The Ganegwagians are an ancient race with a history covering a period of ten thousand supintroes. In stature they are large, in color blue, with crimson hair and yellow eyes. They live to a great age, sometimes as much as twenty supintroes, their climate being so wholesome that even the aged have to sail to a distant island in order to die. Whenever a sufficient number of them reach what they call “the age of going away”

they embark on a government ship and in the midst of impressive public rites and ceremonies set sail for “the Isle of the Happy Change.” Of their strange civilization, their laws, manners and customs, their copper clothing and liquid houses I have written—at perhaps too great length—in my famous book, “Ganegwag the Incredible.” Here I shall confine myself to their religion, certainly the most amazing form of superstition in the world.
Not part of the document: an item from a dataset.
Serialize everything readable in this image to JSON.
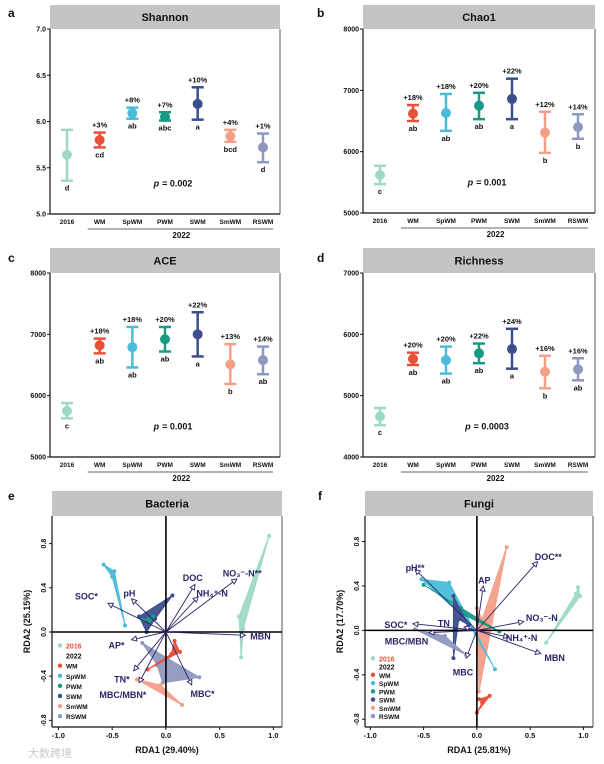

Nowhere, it is believed, but in Ganegwag has so vile a creature as the dog obtained general recognition as a deity. There this filthy beast is considered so divine that it is freely admitted to the domestic circle and cherished as an honored guest. Scarcely a family that is able to support a dog is without one, and some have as many as a half-dozen. Indeed, the dog is the special deity of the poor, those families having most that are least able to maintain them. In some sections of the country, particularly the southern and southwestern provinces, the number of dogs is estimated to be greater than that of the children, as is the cost of their maintenance. In families of the rich they are fewer in number, but more sacredly cherished, especially by the female members, who lavish upon them a wealth of affection not always granted to the husband and children, and distinguish them with indescribable attentions and endearments.